Really?  THIS is the number one question?  YOU HAVE A BABY GROWING INSIDE YOU.  Idiot.
(MOWFTW takes no responsibility for any injuries/wrecked relationships/death responsible for following any of Evans’ advice.  –Ed.)

10/20/10

MOWFTW Intro

                        Many blogs are sexy, and the writers use them for power, women and money.  However, we here at MOWFTW have decided to break out of this very sexy blog mold, so, in addition to getting money, women, and power, we’re also going to entertain anyone who decides to read this blog. And get laid.  All the time.
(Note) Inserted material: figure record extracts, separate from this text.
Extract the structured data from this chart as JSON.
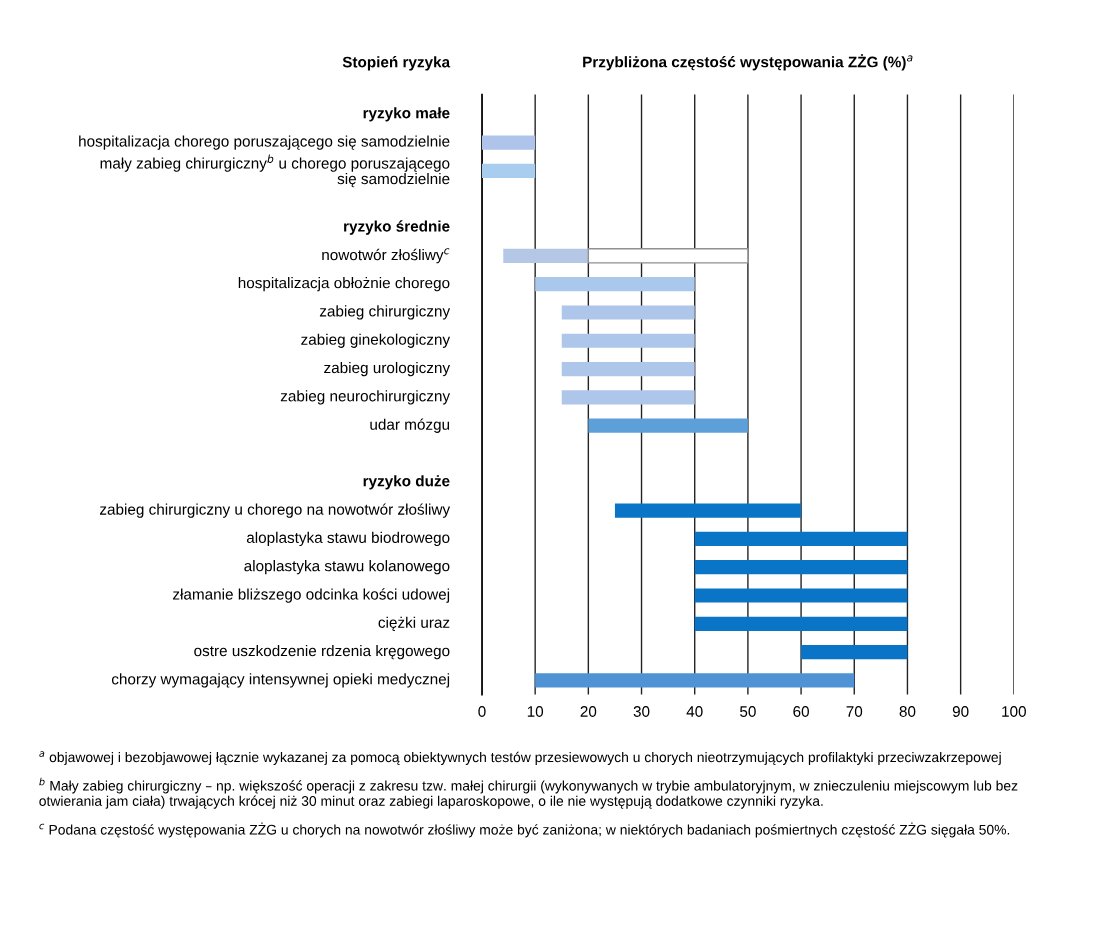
{
  "chart_data": {
    "type": "bar",
    "orientation": "horizontal",
    "title": "Przybliżona częstość występowania ZŻG (%)$^{a}$",
    "ylabel": "Stopień ryzyka",
    "categories": [
      "ryzyko małe",
      "hospitalizacja chorego poruszającego się samodzielnie",
      "mały zabieg chirurgiczny$^{b}$ u chorego poruszającego\nsię samodzielnie",
      null,
      "ryzyko średnie",
      "nowotwór złośliwy$^{c}$",
      "hospitalizacja obłożnie chorego",
      "zabieg chirurgiczny",
      "zabieg ginekologiczny",
      "zabieg urologiczny",
      "zabieg neurochirurgiczny",
      "udar mózgu",
      null,
      "ryzyko duże",
      "zabieg chirurgiczny u chorego na nowotwór złośliwy",
      "aloplastyka stawu biodrowego",
      "aloplastyka stawu kolanowego",
      "złamanie bliższego odcinka kości udowej",
      "ciężki uraz",
      "ostre uszkodzenie rdzenia kręgowego",
      "chorzy wymagający intensywnej opieki medycznej"
    ],
    "series": [
      {
        "base": [
          null,
          0,
          0,
          null,
          null,
          4,
          10,
          15,
          15,
          15,
          15,
          20,
          null,
          null,
          25,
          40,
          40,
          40,
          40,
          60,
          10
        ],
        "values": [
          null,
          10,
          10,
          null,
          null,
          16,
          30,
          25,
          25,
          25,
          25,
          30,
          null,
          null,
          35,
          40,
          40,
          40,
          40,
          20,
          60
        ],
        "colors": [
          null,
          "#aec4ea",
          "#a9cdee",
          null,
          null,
          "#b4c8e6",
          "#a9c8ec",
          "#aec6ea",
          "#aec6ea",
          "#aec6ea",
          "#aec6ea",
          "#5c9fd9",
          null,
          null,
          "#0a74c6",
          "#0a74c6",
          "#0a74c6",
          "#0a74c6",
          "#0a74c6",
          "#0a74c6",
          "#4f93d4"
        ]
      },
      {
        "base": [
          null,
          null,
          null,
          null,
          null,
          20,
          null,
          null,
          null,
          null,
          null,
          null,
          null,
          null,
          null,
          null,
          null,
          null,
          null,
          null,
          null
        ],
        "values": [
          null,
          null,
          null,
          null,
          null,
          30,
          null,
          null,
          null,
          null,
          null,
          null,
          null,
          null,
          null,
          null,
          null,
          null,
          null,
          null,
          null
        ],
        "color": "#ffffff"
      }
    ],
    "xlim": [
      0,
      100
    ],
    "xticks": [
      0,
      10,
      20,
      30,
      40,
      50,
      60,
      70,
      80,
      90,
      100
    ],
    "grid": "x",
    "annotations": [
      "$^{a}$ objawowej i bezobjawowej łącznie wykazanej za pomocą obiektywnych testów przesiewowych u chorych nieotrzymujących profilaktyki przeciwzakrzepowej",
      "$^{b}$ Mały zabieg chirurgiczny – np. większość operacji z zakresu tzw. małej chirurgii (wykonywanych w trybie ambulatoryjnym, w znieczuleniu miejscowym lub bez otwierania jam ciała) trwających krócej niż 30 minut oraz zabiegi laparoskopowe, o ile nie występują dodatkowe czynniki ryzyka.",
      "$^{c}$ Podana częstość występowania ZŻG u chorych na nowotwór złośliwy może być zaniżona; w niektórych badaniach pośmiertnych częstość ZŻG sięgała 50%."
    ]
  }
}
But if you so choose to read forward, you must be warned, this blog will make you lose all interest in the outside world.  Your pets will starve, your work will go unfinished, and you’ll lose that shitty burger flipping job that you don’t tell anyone about.  This blog will CHANGE you, man.  You’ll be a different person.  Your friends will barely recognize you.  You WILL NOT be able to handle the awesomeness that is MOWFTW.  So just close the tab, pretend you never saw it, and go about your newspaper reading, pet feeding, myspacing, normal everyday life.  Because if you start, there’s no going back.  This is the matrix of blogs.  Okay, I understand, there’s someone else there, and you don’t want to run screaming from a computer.  But this isn’t a matter of pride.  It’s a matter of survival.  I’m warning you now, for the last time, there are things in this blog that could kill you without even doing anything.  CLOSE.  IT.

… Why are you still here?  Seriously, LEAVE.  You have NO IDEA.  We lost several writers while doing this blog.  It wasn’t even during the research period, where we sent them to the most dangerous corners of the globe.  They survived that, only to be killed by the headsplosion of editing this blog.  We started with a crack team of 63 of the best writers in the world, and we’re down to 1, me.  But that shouldn’t matter to you.  In fact, you shouldn’t even be reading this.  You should have left a long time ago.  You’ve got stones, my friend, I’ll give you that.  But the game is up.  From here on, the blog will start.  And it will be too late for you.  Seriously, you can’t imagine the power this blog holds.  To make it, we had to go through the seven circles of hell, and then punch the devil in the face.  Then we had to divide by zero.  Twice.

Still here?  Awesome, let’s do this.